This was so boring.
So, so boring.
Einin didn't know why she had to come with her parents on this trip. Well, actually, that was a lie; she knew exactly why. Ever since that whole...kidnapping business...they had hardly let her out of their sight. They worried about her, and fussed over her, and she got it but she also hated it. She didn't want to be fussed over. She didn't want to be looked at like...like that. Like a girl that had gone through a trauma. She had. She still had nightmares she woke screaming from. But she didn't like the pity, or the worry, or how careful everyone was around her now. Somehow, it made it all worse].
She just wanted to forget. Forget everything. And forget everything that came right after, the pain of Rufus's confession, the stupid, sickening mistakes she'd made when she'd been trying to prove to herself that she was better.

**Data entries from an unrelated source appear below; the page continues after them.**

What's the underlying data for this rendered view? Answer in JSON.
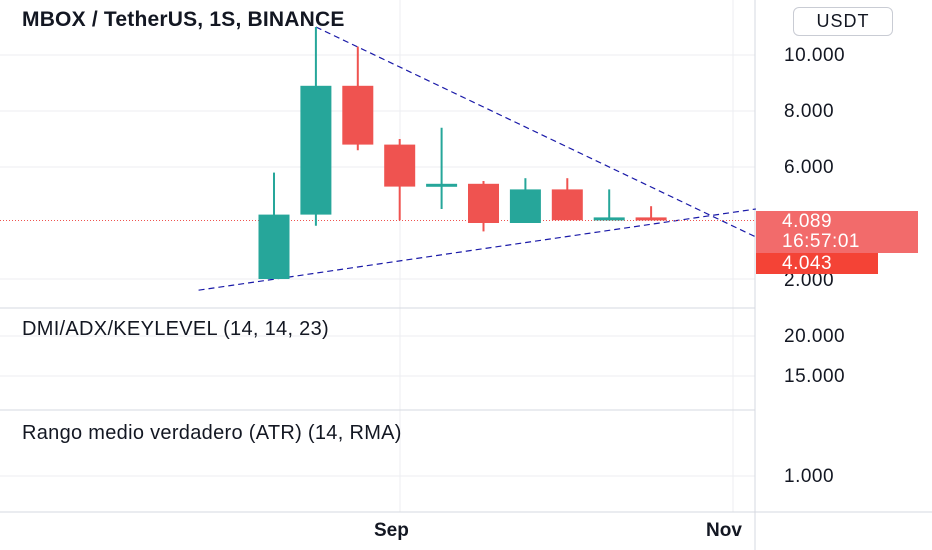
{
  "header": {
    "title": "MBOX / TetherUS, 1S, BINANCE",
    "currency_button": "USDT"
  },
  "panes": {
    "dmi_title": "DMI/ADX/KEYLEVEL (14, 14, 23)",
    "atr_title": "Rango medio verdadero (ATR) (14, RMA)"
  },
  "price_axis": {
    "ticks": [
      "10.000",
      "8.000",
      "6.000",
      "2.000"
    ],
    "last_price": "4.089",
    "countdown": "16:57:01",
    "secondary_price": "4.043"
  },
  "dmi_axis": {
    "ticks": [
      "20.000",
      "15.000"
    ]
  },
  "atr_axis": {
    "ticks": [
      "1.000"
    ]
  },
  "time_axis": {
    "labels": [
      "Sep",
      "Nov"
    ]
  },
  "colors": {
    "up": "#26a69a",
    "down": "#ef5350",
    "trendline": "#1a1aa8",
    "grid": "#eceef2"
  },
  "chart_data": {
    "type": "candlestick",
    "ylim": [
      1.6,
      11.1
    ],
    "last_price": 4.089,
    "candles": [
      {
        "open": 2.0,
        "high": 5.8,
        "low": 2.0,
        "close": 4.3
      },
      {
        "open": 4.3,
        "high": 11.0,
        "low": 3.9,
        "close": 8.9
      },
      {
        "open": 8.9,
        "high": 10.3,
        "low": 6.6,
        "close": 6.8
      },
      {
        "open": 6.8,
        "high": 7.0,
        "low": 4.1,
        "close": 5.3
      },
      {
        "open": 5.3,
        "high": 7.4,
        "low": 4.5,
        "close": 5.4
      },
      {
        "open": 5.4,
        "high": 5.5,
        "low": 3.7,
        "close": 4.0
      },
      {
        "open": 4.0,
        "high": 5.6,
        "low": 4.0,
        "close": 5.2
      },
      {
        "open": 5.2,
        "high": 5.6,
        "low": 4.1,
        "close": 4.1
      },
      {
        "open": 4.1,
        "high": 5.2,
        "low": 4.1,
        "close": 4.2
      },
      {
        "open": 4.2,
        "high": 4.6,
        "low": 4.1,
        "close": 4.1
      }
    ],
    "trendlines": [
      {
        "from": {
          "candle": 1.0,
          "price": 11.0
        },
        "to": {
          "candle": 11.5,
          "price": 3.5
        }
      },
      {
        "from": {
          "candle": -1.8,
          "price": 1.6
        },
        "to": {
          "candle": 11.5,
          "price": 4.5
        }
      }
    ]
  }
}
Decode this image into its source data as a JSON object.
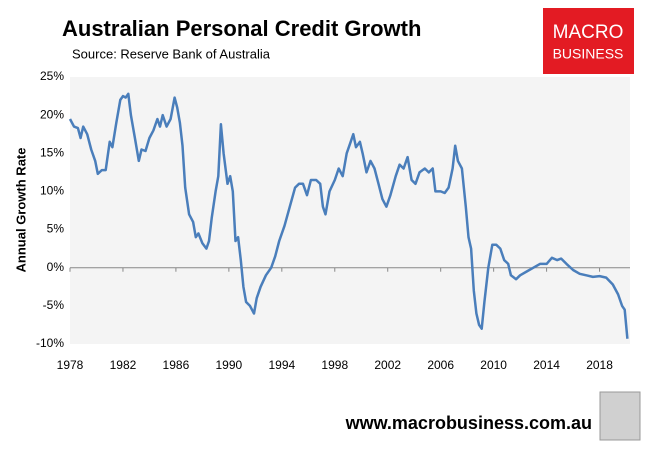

Just forget it all. Was that so much to ask?
She had poured all her energy into training when she could get away with it, and that helped a little. It was a distraction, and she needed as many of those as she could get. She had been hoping that with her parents gone on this business trip, that she would have time to herself, but...then they'd decided they couldn't bear to leave her.
So here she was, at the Ashspire residence in Darken Vei, sitting at the dinner table listening to her parents discuss politics and other boring (but admittedly important) nonsense with them. Her pink hair was plated and pinned, her bodice was tight enough that she couldn't slouch and breathe, and all in all, she just wanted to be anywhere but here right now.
Sighing, she pushed her food around on her plate idly. There was roast boar, and she refused to touch it; couldn't stand pork after...uh...everything that had happened. She'd eaten most everything else, though her appetite was less than it used to be.
Her mother noticed her poking at the meat and cleared her throat, whispering under her breath. "Einin."
"What?"
"Manners."
"I wasn't doing anyth--" Oh. She hadn't even noticed she was doing it.
Pushing her plate away, she sat back in her seat with another sigh and looked across the table. The Ashspire girl was there, too, a girl who looked around her age and had been introduced as Raisa. She was beautiful, too--a real lady, a girl who looked and seemed born and bred for this life. She hadn't tried to make much conversation with her; noble women always wanted to talk about things she wasn't interested in and though she could act, she had lately felt too drained to try. But maybe it would at least be better than this.
"I think I need to powder my nose," she said at last, rising from her seat and tugging uncomfortably at her bodice where the boning dug into her sides. Her mother shot her a look, eyebrow raised. She knew she was full of it. "Raisa, dear, would you like to join me?"